Além das questões financeiras que o governo enfrentava, havia um clima de desconforto entre a presidente, seus funcionários de confiança e os burocratas. De acordo com Mantega, o período de 2013 foi difícil devido à forte popularidade de Dilma: “Naquele momento, a autoconfiança impedia ouvir qualquer sugestão de correção de rumo” (TRAUMANN, 2018). Além disso, ministros e funcionários de alto escalão relataram que poucos falavam durante as reuniões, pois ponderações e críticas não eram bem vindas por Dilma e Arno Augustin, ex-secretário do Tesouro Nacional, que sempre rebatiam negativamente as opiniões. “É um governo de muitas certezas e quase nenhuma dúvida”, segundo outra autoridade do governo[3].

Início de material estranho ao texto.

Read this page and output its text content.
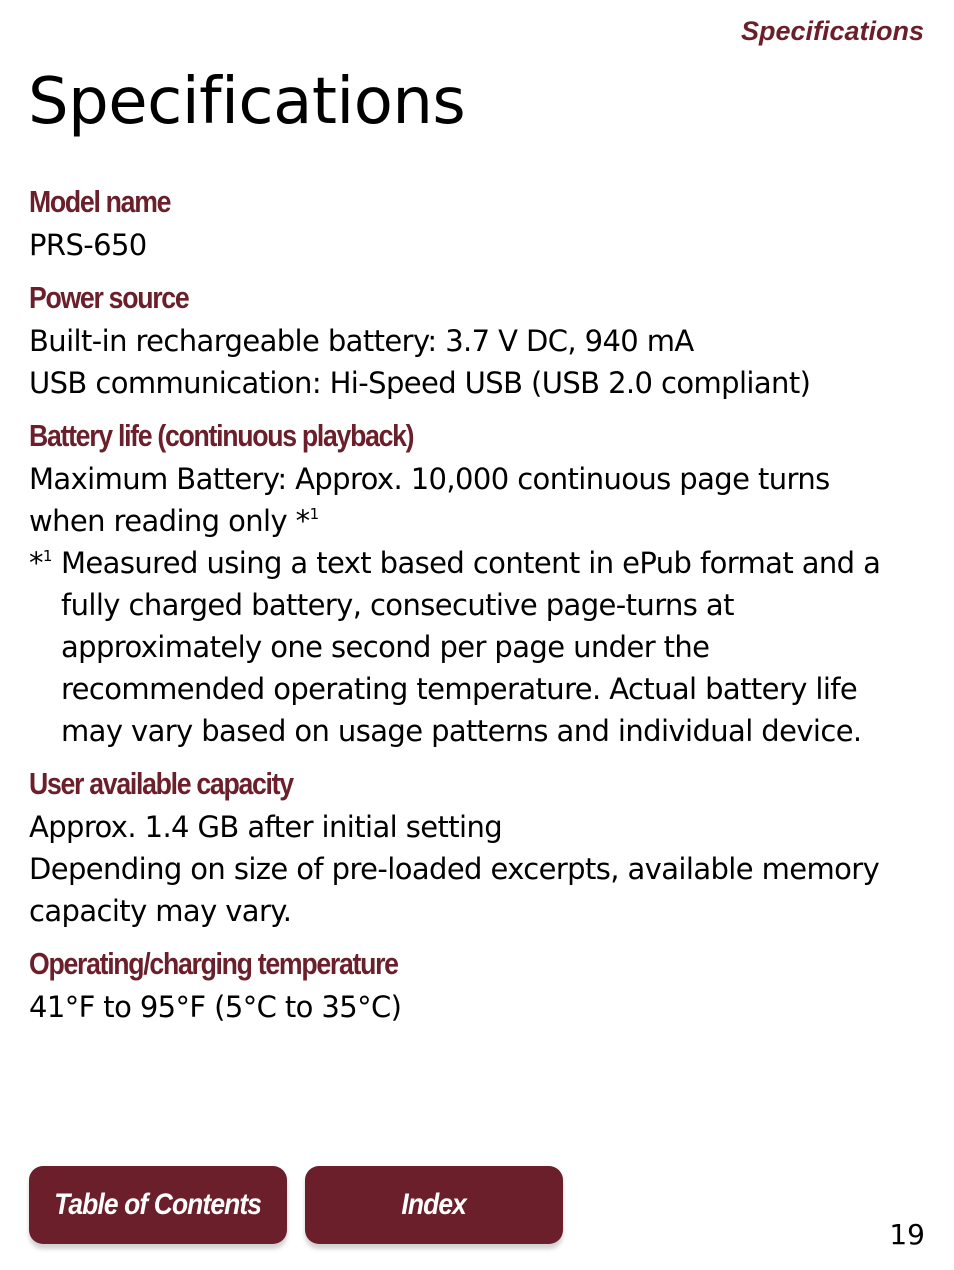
Specifications
Specifications
Model name
PRS-650
Power source
Built-in rechargeable battery: 3.7 V DC, 940 mA
USB communication: Hi-Speed USB (USB 2.0 compliant)
Battery life (continuous playback)
Maximum Battery: Approx. 10,000 continuous page turns
when reading only *$^1$
*$^1$ Measured using a text based content in ePub format and a
fully charged battery, consecutive page-turns at
approximately one second per page under the
recommended operating temperature. Actual battery life
may vary based on usage patterns and individual device.
User available capacity
Approx. 1.4 GB after initial setting
Depending on size of pre-loaded excerpts, available memory
capacity may vary.
Operating/charging temperature
41°F to 95°F (5°C to 35°C)
Table of Contents	Index
19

Para agravar a situação, o Tribunal de Contas da União (TCU) reprovou as contas da presidente da República devido às pedaladas fiscais efetuadas por Arno Augustin, com aval de Dilma. A partir disso, a credibilidade do governo se exauriu, suscitando forte instabilidade política no Congresso e dentro do próprio PT.

Imagem: Evaristo Sa/AFP

Nesse contexto, o movimento “Vem pra rua” ganhou proporção. Com o intuito de retirar Dilma do poder, em março de 2016, cerca de 4 milhões de pessoas participaram dos protestos por todo o Brasil, de acordo com dados das Polícias Militares locais. A então presidente alcançou 71% de rejeição, a maior da história do país. Cinco meses depois, o impeachment de Rousseff foi efetivado.

Imagem: Sergio Lima/AFP

O atual presidente da República, em sua campanha eleitoral em 2018, possuía um discurso de combate à corrupção, inovação política e redução burocrática semelhante ao de Collor. Além disso, a falta de partido, sua postura no combate ao Coronavírus, o envolvimento na Polícia Federal, bem como os desentendimentos com os ex-ministros Luís Henrique Mandetta e Sérgio Moro causaram certa instabilidade política. Tudo isso somado à crise econômica que se arrasta, um perfil autoritário e inflexível, à falta de base no Congresso e a diversas manifestações da população, Bolsonaro começa a traçar um caminho similar ao de seus antecessores presidenciais. Esse cenário remonta a um argumento relevante do ex-ministro da Comunicação Social do governo Dilma:

“A comparação entre os casos revela um padrão. A permanência de um presidente depende, por natureza, da força da base governista no Congresso, sempre influenciada pelas manifestações de rua e pelas pesquisas de opinião. As duas variáveis, porém, estão diretamente vinculadas ao desempenho da economia (TRAUMANN, 2018)”.

Será Bolsonaro o novo ‘caçador de marajás’ em um Fiat Elba? Ou poderá o presidente escapar do padrão histórico exposto?

[1] A entrevista que Pedro concedeu à VEJA há 20 anos e que está na raiz do ódio que Fernando Collor tem da revista. Veja, 8 de maio de 2012. Disponível em: https://veja.abril.com.br/blog/reinaldo/a-entrevista-que-pedro-concedeu-a-veja-ha-20-anos-e-que-esta-na-raiz-do-odio-que-fernando-collor-tem-da-revista/. Acesso em: 12 de maio de 2020.

[2] SALLUM JR., Brasilio; CASAROES, Guilherme Stolle Paixão e. O impeachment do presidente Collor: a literatura e o processo. Lua Nova, São Paulo, p. 163–200, 2011.